INIZIATIVE LEGISLATIVE E RISPOSTE POLITICHE NEGLI USA
Ad aprile, una commissione indipendente ha raccomandato al Congresso e alla Casa Bianca di stanziare almeno 15 miliardi di dollari in cinque anni per stimolare investimenti privati nel biotech americano. Intanto, il Congresso si prepara a rilanciare il Biosecure Act, una misura che potrebbe limitare la partecipazione delle “aziende biotech cinesi problematiche” alla ricerca finanziata con fondi pubblici. Il dipartimento della Salute e dei Servizi Umani (HHS) ha sottolineato l’intenzione di rifocalizzare gli investimenti su tecnologie come i sistemi radar per la rilevazione di bio-minacce, in linea con le priorità dell’amministrazione Trump.
LE PROSPETTIVE FUTURE TRA OPPORTUNITÀ E SFIDE
Il contesto attuale, segnato dal cosiddetto “patent cliff” (ovvero la scadenza dei brevetti e il conseguente brusco calo delle vendite) previsto tra il 2025 e il 2030, spinge le grandi aziende farmaceutiche globali a cercare nuovi asset per sostituire i brevetti in scadenza. In questo scenario, le biotech cinesi rappresentano una risorsa sempre più cruciale.

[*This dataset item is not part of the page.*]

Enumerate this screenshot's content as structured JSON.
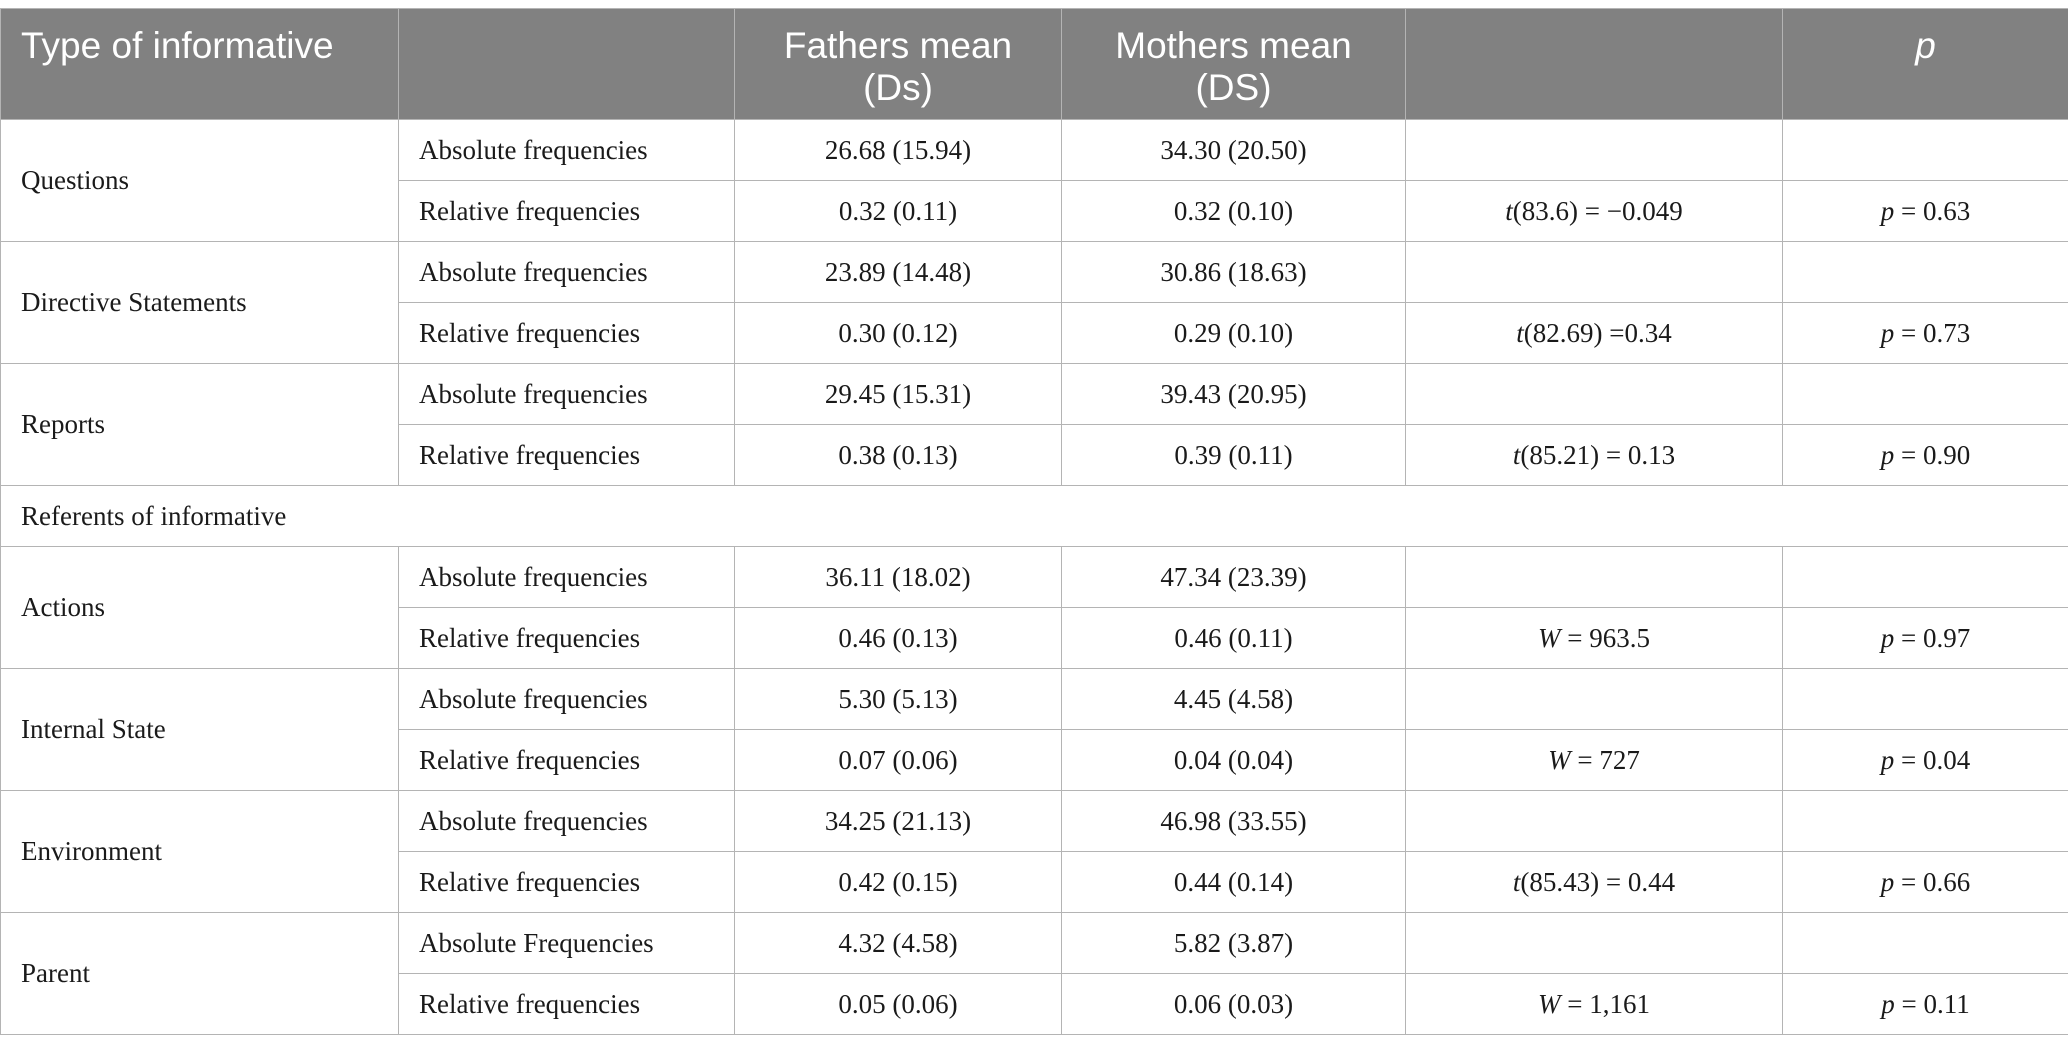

Tuttavia, secondo Nature, la sfida sarà andare oltre la produzione di farmaci migliorati rispetto a quelli esistenti e iniziare a sviluppare vere innovazioni terapeutiche, che possono cambiare gli standard di cura a livello globale. Anche la necessità di diversificare le pipeline oltre l’oncologia, investendo in aree come neurologia, malattie respiratorie e autoimmuni, sarà determinante per mantenere un ruolo centrale nel panorama globale.